140 Years of Caring – Sisters of Providence Honored for Work in the Community

The Sisters of Providence, who created the Sisters of Providence Health System, which includes Mercy Medical Center, have been honored by BusinessWest magazine as one of its Difference Makers for 2013.

They and the other winners for this year — Michael Cutone, John Barbieri, and Tom Sarrouf, organizers of Springfield’s C3 Policing program; John Downing, president of Soldier On; Bruce Landon, president and general manager of the Springfield Falcons; and Jim Vinick, a long-time supporter of the Jimmy Fund, the Basketball Hall of Fame, and other organizations — will be honored at the Difference Makers gala on March 21 at the Log Cabin Banquet & Meeting House in Holyoke.

The magazine said the Sisters of Providence, who this year are celebrating the 140th anniversary of the arrival of the Sisters of Providence’s foremothers — today’s Sisters of Providence of St. Vincent De Paul in Kingston, Ontario — in Holyoke, are being honored for a long tradition of work within the community, especially in the areas of healthcare, education, and social work.

Sr. Kathleen Popko, president of the Sisters of Providence, told the magazine that the the 700-odd Sisters of Providence, present and past, “share some DNA” with Sr. Mary Providence Horan, the first mother general of the congregation. And by that, she meant that those who worked beside her or followed in her footsteps have possessed both her many character traits and her broad operating philosophy.

As for the former, these include vision, compassion, determination, a large dose of innovation, and a very strong sense of mission.

“Mother Mary of Providence has always been an inspiration to me,” Popko told the magazine. “She had a lot of foresight and was very innovative; she established 20 works of charity within the first 15 years of her becoming head of the congregation. She crossed boundaries — she worked with the Jewish community and the Protestant community to help establish the board at Mercy Hospital — and she was willing ,to collaborate and ask for help from others to support the work she was doing, whether it was in Worcester or Pittsfield. And she had a great love of learning; those are qualities we like to think we possess today.”

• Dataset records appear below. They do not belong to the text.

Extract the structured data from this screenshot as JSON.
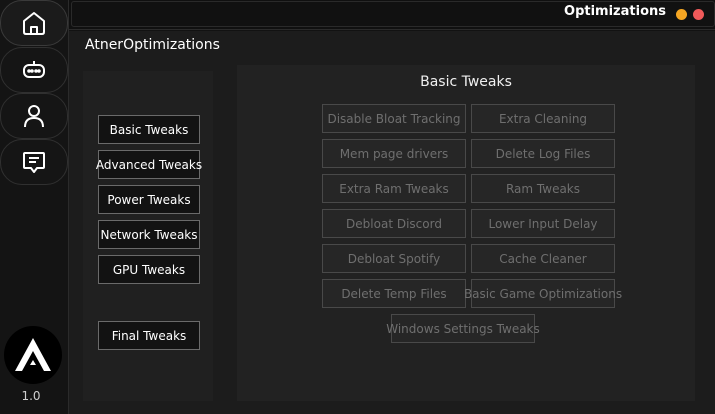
{
  "window": {
    "title": "Optimizations"
  },
  "app": {
    "title": "AtnerOptimizations",
    "version": "1.0"
  },
  "sidebar": {
    "icons": [
      {
        "name": "home-icon"
      },
      {
        "name": "gamepad-icon"
      },
      {
        "name": "user-icon"
      },
      {
        "name": "message-icon"
      }
    ]
  },
  "categories": {
    "basic": "Basic Tweaks",
    "advanced": "Advanced Tweaks",
    "power": "Power Tweaks",
    "network": "Network Tweaks",
    "gpu": "GPU Tweaks",
    "final": "Final Tweaks"
  },
  "section": {
    "title": "Basic Tweaks"
  },
  "tweaks": {
    "disable_bloat_tracking": "Disable Bloat Tracking",
    "extra_cleaning": "Extra Cleaning",
    "mem_page_drivers": "Mem page drivers",
    "delete_log_files": "Delete Log Files",
    "extra_ram_tweaks": "Extra Ram Tweaks",
    "ram_tweaks": "Ram Tweaks",
    "debloat_discord": "Debloat Discord",
    "lower_input_delay": "Lower Input Delay",
    "debloat_spotify": "Debloat Spotify",
    "cache_cleaner": "Cache Cleaner",
    "delete_temp_files": "Delete Temp Files",
    "basic_game_optimizations": "Basic Game Optimizations",
    "windows_settings_tweaks": "Windows Settings Tweaks"
  },
  "colors": {
    "background": "#121212",
    "panel": "#1c1c1c",
    "minimize_dot": "#f5a623",
    "close_dot": "#f05a5a",
    "disabled_text": "#6f6f6f"
  }
}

As for the latter, well, that’s perhaps best summed up in a quote often attributed to her: “never rest on what has been accomplished, but continue reaching on to what needs to be done.”

The sisters have never done any such resting. Instead, they have, over the decades, responded to changing societal needs with the same zeal and desire that were firmly in evidence when two members of the Sisters of Charity of the House of Providence from Kingston, Ontario, Canada, came to Holyoke on a so-called begging tour in 1873 and were invited to establish a mission there to help the waves of immigrants struggling to carve out a living.

They eventually did, creating a legacy of providence that is captured in the statue of Mother Mary near the entrance to Providence Place in Holyoke, with a commanding view of the valley below. She is depicted holding hands with two young children — a boy carrying a schoolbook and a girl with a broken arm — artistic touches designed to spotlight the two basic tenets of the sisters’ work over the past 14 decades: education and healthcare.

Those two foundations remain, especially healthcare, through work carried out within the broad Sisters of Providence Health System. But the modern work of the Sisters of Providence is quite diverse, Sr. Mary Caritas, vice president of the congregation, told BusinessWest, listing everything from programs to provide healthcare to the region’s homeless population to groundbreaking initiatives in the broad realm of senior living, such as the ‘small house’ concept created at Mary’s Meadow.

“The one constant is need,” she said. “When the sisters came in 1873, it was in response to a need — they saw a need, and they responded. We’re doing things differently in this day and age, but we continue to have that same spirit.

“But they also recognize the need to change as society does — we’ve never been afraid to let go and move on from something because society has changed,” she went on, citing, as just a few examples, the transition of Providence Hospital from acute care to behavioral health; the repositioning of the former Farren Hospital in Montague into the Farren Care Center, a provider of services to people with severe behavioral disorders; and new uses for the facilities at Brightside for Families and Children.